Tranquilamente, una vez celebradas las elecciones, los partidos políticos podrían examinar con todo detalle las actuaciones electorales, y pedir la rectificación de los eventuales errores cometidos aunque hubiera pasado un mes, varios meses, un año o más tiempo. Les bastaría, como el PSOE ha hecho en este caso, con pedir la rectificación en cualquier momento.

La composición de las Cámaras Legislativas, y hasta la de las mayorías políticas gobernantes, quedarían en una situación de inseguridad permanente. Tal resultado, políticamente absurdo e inadmisible, vulneraría frontalmente la seguridad jurídica que consagra el artículo 9.3 de la Constitución, en algo tan delicado y fundamental como es el sistema institucional democrático.
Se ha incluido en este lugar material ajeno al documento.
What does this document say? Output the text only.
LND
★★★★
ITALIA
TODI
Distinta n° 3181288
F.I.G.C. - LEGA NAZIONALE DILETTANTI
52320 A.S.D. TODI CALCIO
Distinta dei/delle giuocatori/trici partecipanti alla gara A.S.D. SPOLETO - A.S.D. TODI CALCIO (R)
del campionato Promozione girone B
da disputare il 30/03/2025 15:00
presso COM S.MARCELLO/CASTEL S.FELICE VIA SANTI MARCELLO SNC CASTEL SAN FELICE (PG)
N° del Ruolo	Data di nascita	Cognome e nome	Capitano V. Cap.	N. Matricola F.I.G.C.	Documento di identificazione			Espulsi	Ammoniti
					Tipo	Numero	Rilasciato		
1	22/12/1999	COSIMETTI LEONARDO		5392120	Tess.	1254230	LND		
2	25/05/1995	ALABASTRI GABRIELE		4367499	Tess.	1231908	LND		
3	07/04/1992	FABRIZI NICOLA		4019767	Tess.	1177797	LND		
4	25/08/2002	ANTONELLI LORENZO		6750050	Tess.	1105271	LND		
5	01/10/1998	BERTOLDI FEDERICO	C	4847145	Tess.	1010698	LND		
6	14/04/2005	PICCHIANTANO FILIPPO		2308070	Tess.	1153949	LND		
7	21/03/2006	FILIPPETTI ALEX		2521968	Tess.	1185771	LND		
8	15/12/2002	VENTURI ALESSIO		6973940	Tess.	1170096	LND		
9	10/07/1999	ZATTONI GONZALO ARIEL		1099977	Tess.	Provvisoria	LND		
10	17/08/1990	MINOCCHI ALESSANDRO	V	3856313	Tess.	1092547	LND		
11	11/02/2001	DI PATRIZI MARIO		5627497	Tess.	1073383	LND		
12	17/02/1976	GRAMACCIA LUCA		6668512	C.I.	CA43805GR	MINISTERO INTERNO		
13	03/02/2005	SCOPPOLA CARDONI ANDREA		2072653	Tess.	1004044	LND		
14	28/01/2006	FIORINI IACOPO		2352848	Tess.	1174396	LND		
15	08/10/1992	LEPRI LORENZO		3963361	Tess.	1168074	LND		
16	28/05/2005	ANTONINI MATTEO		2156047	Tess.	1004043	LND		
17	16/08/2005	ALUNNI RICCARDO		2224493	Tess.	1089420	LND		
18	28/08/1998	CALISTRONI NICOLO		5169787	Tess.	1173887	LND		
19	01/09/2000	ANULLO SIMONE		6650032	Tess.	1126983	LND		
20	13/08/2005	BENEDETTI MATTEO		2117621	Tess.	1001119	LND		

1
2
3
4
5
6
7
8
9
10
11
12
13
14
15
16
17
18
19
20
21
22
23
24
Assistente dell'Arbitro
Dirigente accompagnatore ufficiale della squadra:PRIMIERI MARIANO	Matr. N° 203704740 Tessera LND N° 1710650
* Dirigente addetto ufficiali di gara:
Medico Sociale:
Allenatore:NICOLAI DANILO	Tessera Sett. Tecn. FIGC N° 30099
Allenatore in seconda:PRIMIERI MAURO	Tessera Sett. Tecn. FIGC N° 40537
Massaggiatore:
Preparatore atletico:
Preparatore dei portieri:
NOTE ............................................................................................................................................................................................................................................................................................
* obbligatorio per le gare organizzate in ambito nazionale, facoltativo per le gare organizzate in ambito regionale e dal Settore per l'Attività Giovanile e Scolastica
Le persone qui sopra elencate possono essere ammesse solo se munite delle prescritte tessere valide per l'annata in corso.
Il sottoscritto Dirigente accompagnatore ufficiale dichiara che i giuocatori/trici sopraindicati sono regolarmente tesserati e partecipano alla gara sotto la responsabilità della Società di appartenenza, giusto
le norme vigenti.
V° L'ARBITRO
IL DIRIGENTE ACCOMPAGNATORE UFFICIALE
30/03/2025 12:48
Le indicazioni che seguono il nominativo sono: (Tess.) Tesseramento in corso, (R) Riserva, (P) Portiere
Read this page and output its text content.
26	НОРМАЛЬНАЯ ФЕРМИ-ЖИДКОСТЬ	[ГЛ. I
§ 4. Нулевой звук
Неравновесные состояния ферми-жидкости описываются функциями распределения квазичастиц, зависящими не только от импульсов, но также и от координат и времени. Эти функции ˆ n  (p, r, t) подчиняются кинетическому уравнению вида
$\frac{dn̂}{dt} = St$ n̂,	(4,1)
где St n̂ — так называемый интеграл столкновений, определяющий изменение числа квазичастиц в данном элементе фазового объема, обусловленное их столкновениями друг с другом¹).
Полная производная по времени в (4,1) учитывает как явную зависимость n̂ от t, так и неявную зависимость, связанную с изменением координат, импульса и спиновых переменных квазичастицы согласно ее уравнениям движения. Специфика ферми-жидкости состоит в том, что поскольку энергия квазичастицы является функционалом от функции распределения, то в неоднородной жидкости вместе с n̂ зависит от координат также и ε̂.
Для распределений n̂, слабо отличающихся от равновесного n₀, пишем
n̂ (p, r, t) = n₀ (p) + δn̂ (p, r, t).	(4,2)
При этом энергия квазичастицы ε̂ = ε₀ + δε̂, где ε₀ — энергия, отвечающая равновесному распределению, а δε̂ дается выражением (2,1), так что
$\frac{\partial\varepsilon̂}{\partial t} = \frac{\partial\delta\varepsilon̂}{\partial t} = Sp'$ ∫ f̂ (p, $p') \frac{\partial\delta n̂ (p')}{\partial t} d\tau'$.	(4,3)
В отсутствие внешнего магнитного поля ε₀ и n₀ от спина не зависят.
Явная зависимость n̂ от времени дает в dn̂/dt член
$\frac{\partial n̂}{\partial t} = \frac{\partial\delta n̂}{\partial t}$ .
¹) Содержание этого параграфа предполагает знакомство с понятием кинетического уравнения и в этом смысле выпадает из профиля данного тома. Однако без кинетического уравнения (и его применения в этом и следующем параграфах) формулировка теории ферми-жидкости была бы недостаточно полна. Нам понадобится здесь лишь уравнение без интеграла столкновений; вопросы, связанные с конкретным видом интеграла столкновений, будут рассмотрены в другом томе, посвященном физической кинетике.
Existen, pues, razones obvias, de suma gravedad, para no entrar en la revisión del escrutinio de las elecciones asturianas.

Álvaro Cuesta, diputado socialista al que correspondería el escaño en litigio, y colaborador del secretario general José Luis Rodríguez Zapatero, haría bien en pedir cuentas a los responsables e interventores de su partido por no haber actuado correctamente en los límites que marca la Ley electoral. Ahora, en caso de que el Supremo no le dé la razón, tendrá que esperar a la carambola de la probable marcha del diputado y ex ministro Luis Martínez Noval al Tribunal de Cuentas para sentarse en los bancos de la Carrera de San Jerónimo.